CP Cyclophosphamide 

DC Demecolcine

Conclusions:

Under the conditions of this study, the test item induced a statistically significant increase in the frequency of binucleate cells with micronuclei in the absence of metabolic activation. The test item was therefore considered to be clastogenic and /or aneugenic to human lymphocytes in vitro.

Executive summary:

In an in vitro micronucleus assay (according to OECD TG 487) human lymphocyte cultures were exposed to 4,4'-Isopropylidenediphenol, ethoxylated (Grade 4EO) in DMSO at concentrations up to 600 µg/mL in three exposure conditions for the study using 4-hour exposure in the presence and absence of a standard metabolising system (S9) at a 2% final concentration and a 24-hour exposure in the absence of metabolic activation.  

The test item was tested up to cytotoxic concentrations. The test item was toxic, and optimum toxicity was difficult to achieve due to the steep nature of the toxicity curve. Close to optimum toxicity was eventually achieved in all three exposure groups following repeated experiments.

In the 4-hour exposure group in the absence of metabolic activation (S9), the test item did induce statistically significant increases in the frequency of binucleate cells with micronuclei. The initial 4-hour exposure in the absence of S9 scored for micronuclei in the binucleate cells (repeat II) demonstrated statistically significant increases in micronuclei which exceeded the 95% control limits of the vehicle historical control data. This exposure was repeated with a revised dose range (repeat III) in an effort to achieve closer to optimum toxicity. Although optimum toxicity was not achieved, statistically significant increases in micronuclei that exceeded the 95% control limits of the vehicle historical control data range were observed at a dose level that achieved less than optimum toxicity. There was a statistically significant concentration-related increase in micronuclei in both these exposures.

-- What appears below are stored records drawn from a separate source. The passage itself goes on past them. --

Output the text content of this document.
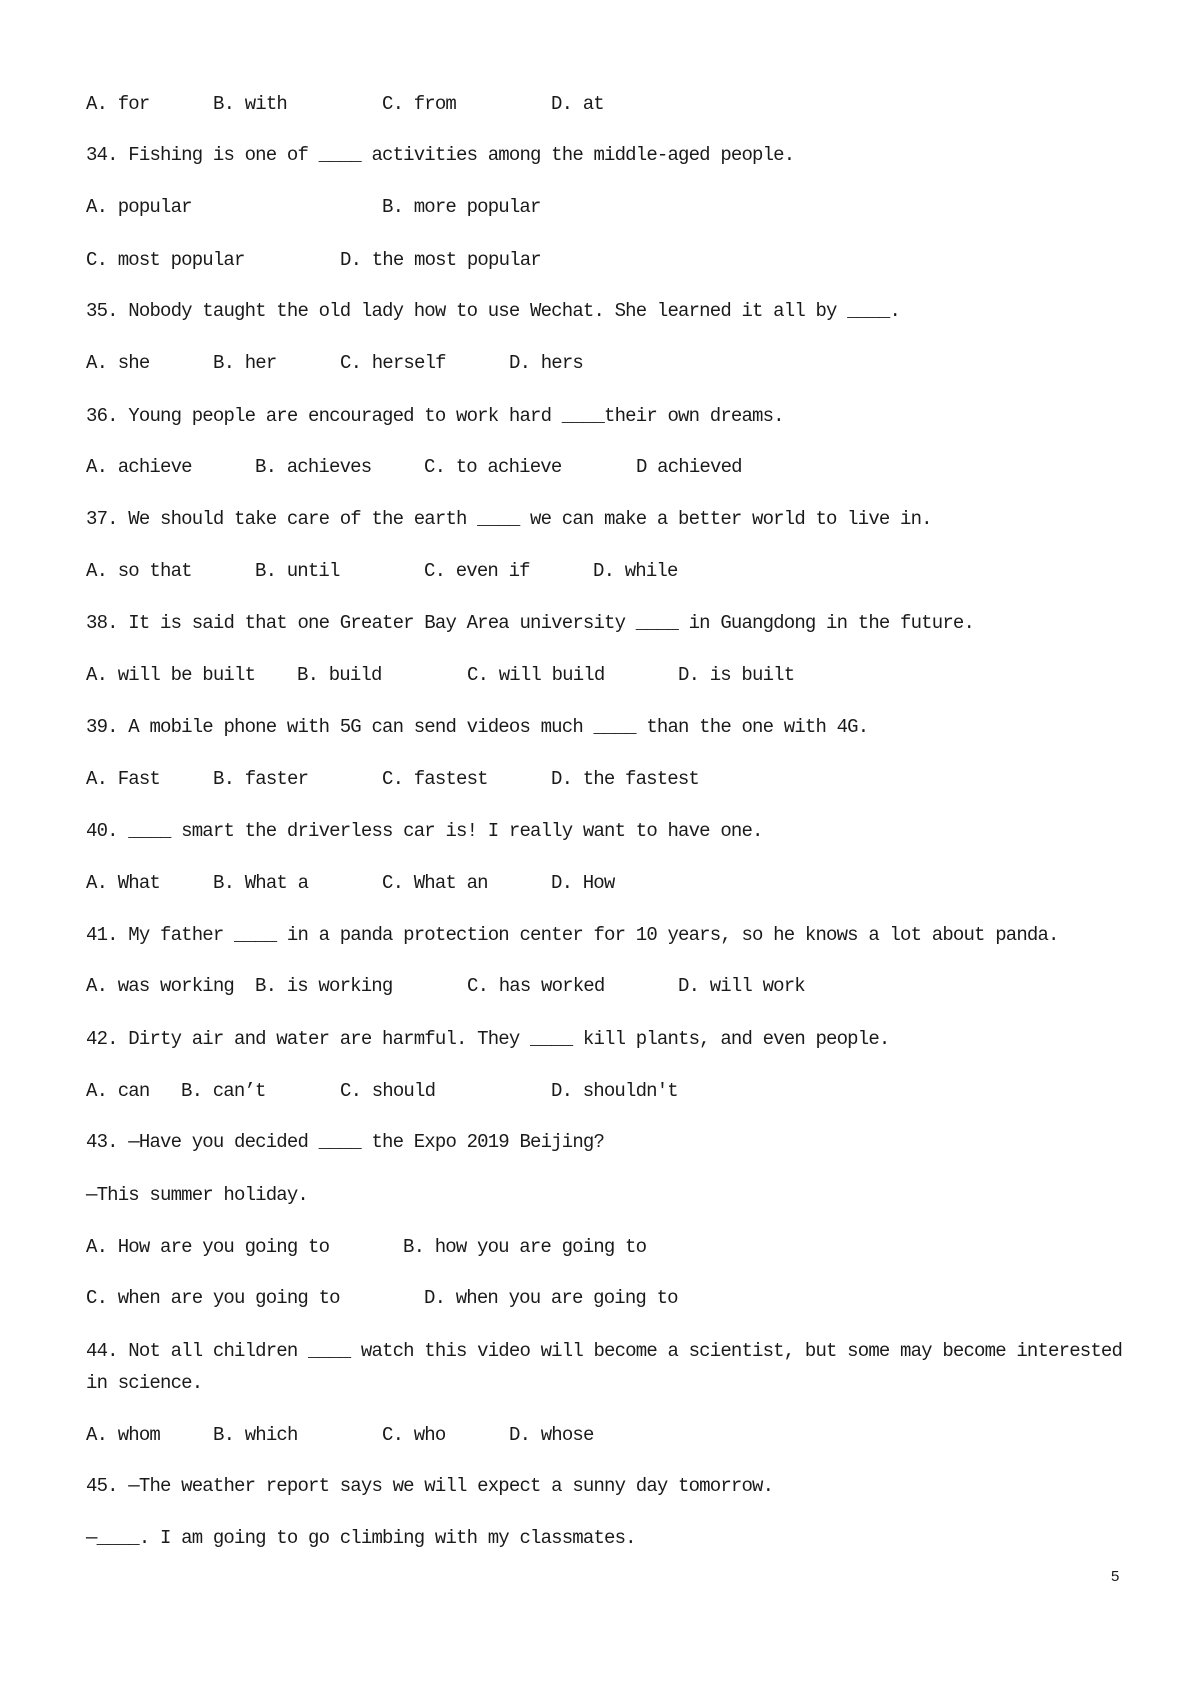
A. for	B. with	C. from	D. at
34. Fishing is one of ____ activities among the middle-aged people.
A. popular	B. more popular
C. most popular	D. the most popular
35. Nobody taught the old lady how to use Wechat. She learned it all by ____.
A. she	B. her	C. herself	D. hers
36. Young people are encouraged to work hard ____their own dreams.
A. achieve	B. achieves	C. to achieve	D achieved
37. We should take care of the earth ____ we can make a better world to live in.
A. so that	B. until	C. even if	D. while
38. It is said that one Greater Bay Area university ____ in Guangdong in the future.
A. will be built B. build	C. will build	D. is built
39. A mobile phone with 5G can send videos much ____ than the one with 4G.
A. Fast	B. faster	C. fastest	D. the fastest
40. ____ smart the driverless car is! I really want to have one.
A. What	B. What a	C. What an	D. How
41. My father ____ in a panda protection center for 10 years, so he knows a lot about panda.
A. was working B. is working	C. has worked	D. will work
42. Dirty air and water are harmful. They ____ kill plants, and even people.
A. can B. can’t	C. should	D. shouldn't
43. —Have you decided ____ the Expo 2019 Beijing?
—This summer holiday.
A. How are you going to	B. how you are going to
C. when are you going to	D. when you are going to
44. Not all children ____ watch this video will become a scientist, but some may become interested in science.
A. whom	B. which	C. who	D. whose
45. —The weather report says we will expect a sunny day tomorrow.
—____. I am going to go climbing with my classmates.
5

The 4-hour exposure group in the absence of metabolic activation, therefore, meets the criteria for a positive result. The 4-hour exposure group in the presence of S9 did not demonstrate any statistically significant increases in micronuclei in the binucleate cells using a dose range that included a dose level which, again, marginally exceeded optimum toxicity. The 24-hour exposure group achieved optimum toxicity and did demonstrate a statistically significant increase in the frequency of binucleate cells at 160 µg/mL. However, because the increase was within the 95% control limits for a vehicle and not part of a concentration-related response it is considered to be of little biological relevance. Vehicle and positive controls induced the appropriate responses.

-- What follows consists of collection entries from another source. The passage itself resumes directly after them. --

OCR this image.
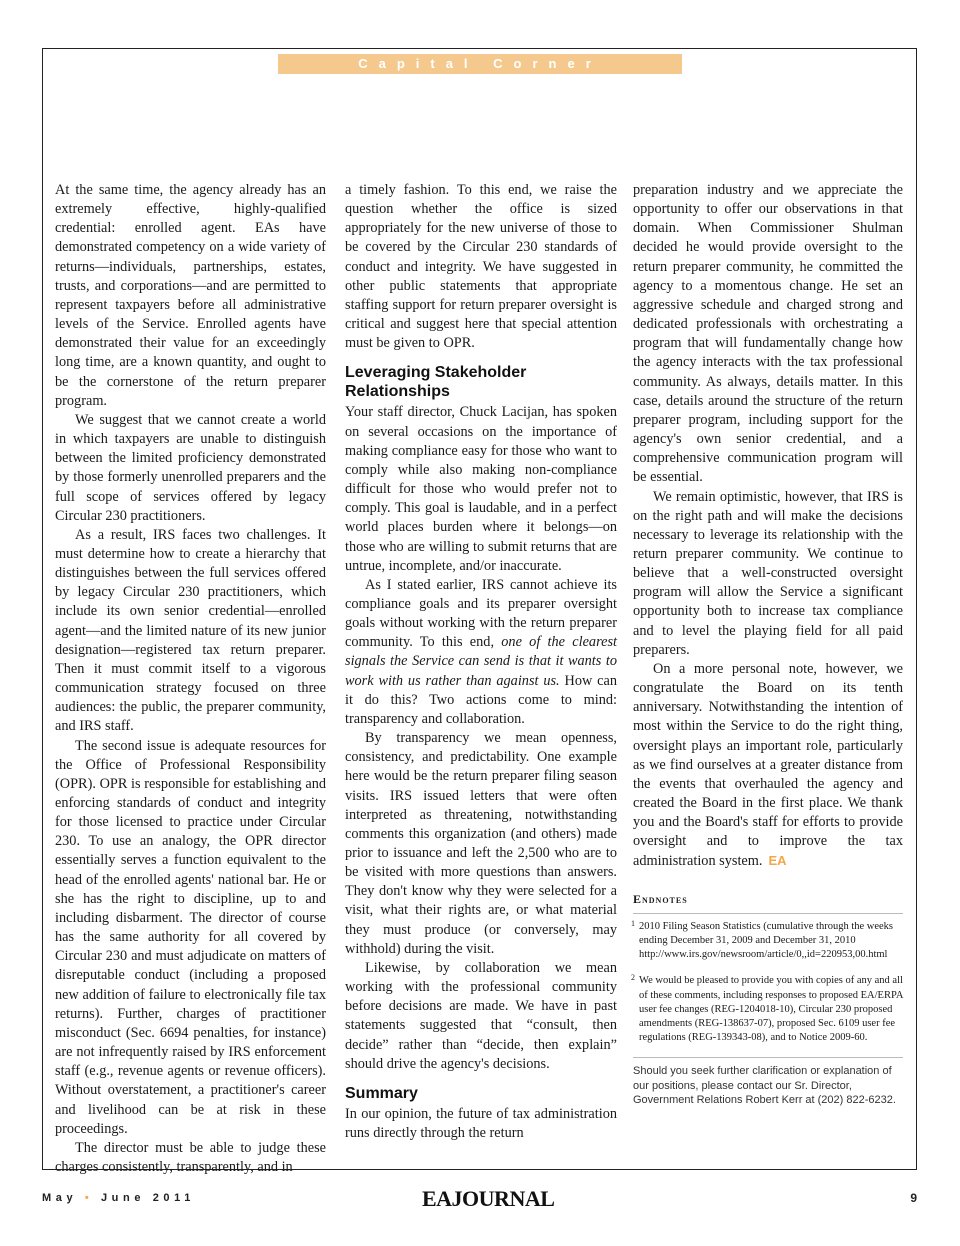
Capital Corner

At the same time, the agency already has an extremely effective, highly-qualified credential: enrolled agent. EAs have demonstrated competency on a wide variety of returns—individuals, partnerships, estates, trusts, and corporations—and are permitted to represent taxpayers before all administrative levels of the Service. Enrolled agents have demonstrated their value for an exceedingly long time, are a known quantity, and ought to be the cornerstone of the return preparer program.

We suggest that we cannot create a world in which taxpayers are unable to distinguish between the limited proficiency demonstrated by those formerly unenrolled preparers and the full scope of services offered by legacy Circular 230 practitioners.

As a result, IRS faces two challenges. It must determine how to create a hierarchy that distinguishes between the full services offered by legacy Circular 230 practitioners, which include its own senior credential—enrolled agent—and the limited nature of its new junior designation—registered tax return preparer. Then it must commit itself to a vigorous communication strategy focused on three audiences: the public, the preparer community, and IRS staff.

The second issue is adequate resources for the Office of Professional Responsibility (OPR). OPR is responsible for establishing and enforcing standards of conduct and integrity for those licensed to practice under Circular 230. To use an analogy, the OPR director essentially serves a function equivalent to the head of the enrolled agents' national bar. He or she has the right to discipline, up to and including disbarment. The director of course has the same authority for all covered by Circular 230 and must adjudicate on matters of disreputable conduct (including a proposed new addition of failure to electronically file tax returns). Further, charges of practitioner misconduct (Sec. 6694 penalties, for instance) are not infrequently raised by IRS enforcement staff (e.g., revenue agents or revenue officers). Without overstatement, a practitioner's career and livelihood can be at risk in these proceedings.

The director must be able to judge these charges consistently, transparently, and in

a timely fashion. To this end, we raise the question whether the office is sized appropriately for the new universe of those to be covered by the Circular 230 standards of conduct and integrity. We have suggested in other public statements that appropriate staffing support for return preparer oversight is critical and suggest here that special attention must be given to OPR.

Leveraging Stakeholder Relationships

Your staff director, Chuck Lacijan, has spoken on several occasions on the importance of making compliance easy for those who want to comply while also making non-compliance difficult for those who would prefer not to comply. This goal is laudable, and in a perfect world places burden where it belongs—on those who are willing to submit returns that are untrue, incomplete, and/or inaccurate.

As I stated earlier, IRS cannot achieve its compliance goals and its preparer oversight goals without working with the return preparer community. To this end, one of the clearest signals the Service can send is that it wants to work with us rather than against us. How can it do this? Two actions come to mind: transparency and collaboration.

By transparency we mean openness, consistency, and predictability. One example here would be the return preparer filing season visits. IRS issued letters that were often interpreted as threatening, notwithstanding comments this organization (and others) made prior to issuance and left the 2,500 who are to be visited with more questions than answers. They don't know why they were selected for a visit, what their rights are, or what material they must produce (or conversely, may withhold) during the visit.

Likewise, by collaboration we mean working with the professional community before decisions are made. We have in past statements suggested that “consult, then decide” rather than “decide, then explain” should drive the agency's decisions.

Summary

In our opinion, the future of tax administration runs directly through the return

preparation industry and we appreciate the opportunity to offer our observations in that domain. When Commissioner Shulman decided he would provide oversight to the return preparer community, he committed the agency to a momentous change. He set an aggressive schedule and charged strong and dedicated professionals with orchestrating a program that will fundamentally change how the agency interacts with the tax professional community. As always, details matter. In this case, details around the structure of the return preparer program, including support for the agency's own senior credential, and a comprehensive communication program will be essential.

We remain optimistic, however, that IRS is on the right path and will make the decisions necessary to leverage its relationship with the return preparer community. We continue to believe that a well-constructed oversight program will allow the Service a significant opportunity both to increase tax compliance and to level the playing field for all paid preparers.

On a more personal note, however, we congratulate the Board on its tenth anniversary. Notwithstanding the intention of most within the Service to do the right thing, oversight plays an important role, particularly as we find ourselves at a greater distance from the events that overhauled the agency and created the Board in the first place. We thank you and the Board's staff for efforts to provide oversight and to improve the tax administration system. EA

Endnotes
1 2010 Filing Season Statistics (cumulative through the weeks ending December 31, 2009 and December 31, 2010 http://www.irs.gov/newsroom/article/0,,id=220953,00.html
2 We would be pleased to provide you with copies of any and all of these comments, including responses to proposed EA/ERPA user fee changes (REG-1204018-10), Circular 230 proposed amendments (REG-138637-07), proposed Sec. 6109 user fee regulations (REG-139343-08), and to Notice 2009-60.
Should you seek further clarification or explanation of our positions, please contact our Sr. Director, Government Relations Robert Kerr at (202) 822-6232.
May • June 2011	EAJOURNAL	9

Thus, the test item induced a statistically significant increase in the frequency of binucleate cells with micronuclei in the absence of a metabolising system. Therefore, under the conditions of this study 4,4'-Isopropylidenediphenol, ethoxylated (Grade 4EO) was considered to be clastogenic and/or aneugenic to human lymphocytes in vitro.